Gedankliche Zuordnung und mittelbare Stellvertretung schließen sich nicht aus! BAG, Urteil vom 11.02.2015 - Aktenzeichen 7 AZR 113/13



Vorsicht, die Überschrift könnte Verwirrung stiften. Sie ist nur verständlich und überhaupt auch nur interessant, wenn die Rechtswirksamkeit eines sachgrundbefristeten Arbeitsvertrages infrage steht oder wenn irgendwer Interesse an den Grundzügen der Sachgrundbefristung in Vertretungsfällen haben sollte.

Wird ein Arbeitnehmer befristet zur Vertretung eines anderen Arbeitnehmers eingestellt, muss der Arbeitgeber in dem Fall, in dem der Arbeitnehmer eine Befristungskontrollklage erhebt, umfangreich darlegen, dass die Einstellung tatsächlich zur Vertretung eines Arbeitnehmers erfolgte. Dabei stellen sich komplizierte Rechtsfragen, da Art und Einsatz des Arbeitnehmers für den vertretenen Arbeitnehmer in vielen Konstellationen denkbar ist.

- Der einfachste Fall ist natürlich die unmittelbare Stellvertretung, in welcher der befristet eingestellte Arbeitnehmer tatsächlich die Aufgaben des vertretenen Arbeitnehmers für den Zeitraum seiner Abwesenheit übernimmt.

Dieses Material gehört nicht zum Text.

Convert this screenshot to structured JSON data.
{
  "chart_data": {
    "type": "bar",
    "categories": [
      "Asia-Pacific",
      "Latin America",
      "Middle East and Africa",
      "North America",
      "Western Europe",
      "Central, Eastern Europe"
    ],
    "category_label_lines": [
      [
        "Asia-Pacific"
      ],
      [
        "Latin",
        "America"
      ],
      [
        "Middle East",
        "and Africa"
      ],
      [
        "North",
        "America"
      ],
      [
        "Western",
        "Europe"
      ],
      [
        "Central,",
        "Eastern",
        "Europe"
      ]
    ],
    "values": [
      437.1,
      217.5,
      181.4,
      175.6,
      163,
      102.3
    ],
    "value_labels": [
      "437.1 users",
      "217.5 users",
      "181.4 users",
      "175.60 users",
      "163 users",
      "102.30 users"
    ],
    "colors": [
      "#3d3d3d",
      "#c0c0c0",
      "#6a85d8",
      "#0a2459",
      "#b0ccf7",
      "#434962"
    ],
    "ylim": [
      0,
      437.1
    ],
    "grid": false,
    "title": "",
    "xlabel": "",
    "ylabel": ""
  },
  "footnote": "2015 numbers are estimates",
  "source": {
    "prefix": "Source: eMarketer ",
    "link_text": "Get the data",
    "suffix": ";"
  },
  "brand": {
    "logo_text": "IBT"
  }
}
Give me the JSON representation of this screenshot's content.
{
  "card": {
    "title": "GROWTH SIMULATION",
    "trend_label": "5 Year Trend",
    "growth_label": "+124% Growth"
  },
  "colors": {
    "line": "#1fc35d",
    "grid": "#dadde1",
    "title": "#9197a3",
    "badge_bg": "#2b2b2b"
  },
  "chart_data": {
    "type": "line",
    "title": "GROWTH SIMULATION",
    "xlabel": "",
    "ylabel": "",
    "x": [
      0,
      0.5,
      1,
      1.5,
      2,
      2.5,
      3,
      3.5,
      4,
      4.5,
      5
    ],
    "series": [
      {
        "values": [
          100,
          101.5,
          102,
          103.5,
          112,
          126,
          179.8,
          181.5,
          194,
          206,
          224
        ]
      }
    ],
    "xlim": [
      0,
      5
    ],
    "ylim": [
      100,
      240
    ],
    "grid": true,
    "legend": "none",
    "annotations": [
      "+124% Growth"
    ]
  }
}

- Komplizierter wird es, wenn der befristet eingestellte Arbeitnehmer völlig andere Aufgaben übernimmt, als sie der vertretene Arbeitnehmer bisher ausübte. Der Vertretungszusammenhang, also der Zusammenhang zwischen der Befristung und der tatsächlichen Vertretung, ist in diesen Fällen dann gegeben, wenn

a) der Arbeitgeber die Aufgaben umverteilt, so dass die Aufgaben des vertretenen Arbeitnehmers durch andere Arbeitnehmer im Betrieb durchgeführt werden und der befristet eingestellte Arbeitnehmer andere Aufgaben ausführt, die durch diese Umverteilung „frei" geworden sind (mittelbare Stellvertretung)


oder

b) der Arbeitnehmer solche Aufgaben ausführt, die der Arbeitgeber dem vertretenen Arbeitnehmer kraft seines Direktionsrechts hätte zuweisen können, unabhängig davon, ob eine solche Zuweisung in der Vergangenheit bereits einmal erfolgte (sogenannte gedankliche Zuordnung).


Diese Unterteilung ist von den Arbeitsgerichten seit Jahren anerkannt. Neu ist allerdings eine Entscheidung des Bundesarbeitsgerichts hierzu, die klarstellt, dass einer solchen gedankliche Zuordnung nicht entgegensteht, dass der Arbeitgeber die Arbeit zugleich umorganisiert bzw. die Aufgaben umverteilt hat (BAG, Urteil v. 11.02.2015, Az.:  7 AZR 113/13). Das klingt im Ergebnis ein wenig merkwürdig, weil sich die Frage „warum eigentlich nicht" geradezu aufdrängt. Klar ist nur, dass die Vorinstanz, das LAG Düsseldorf, dies noch anders entschieden hatte.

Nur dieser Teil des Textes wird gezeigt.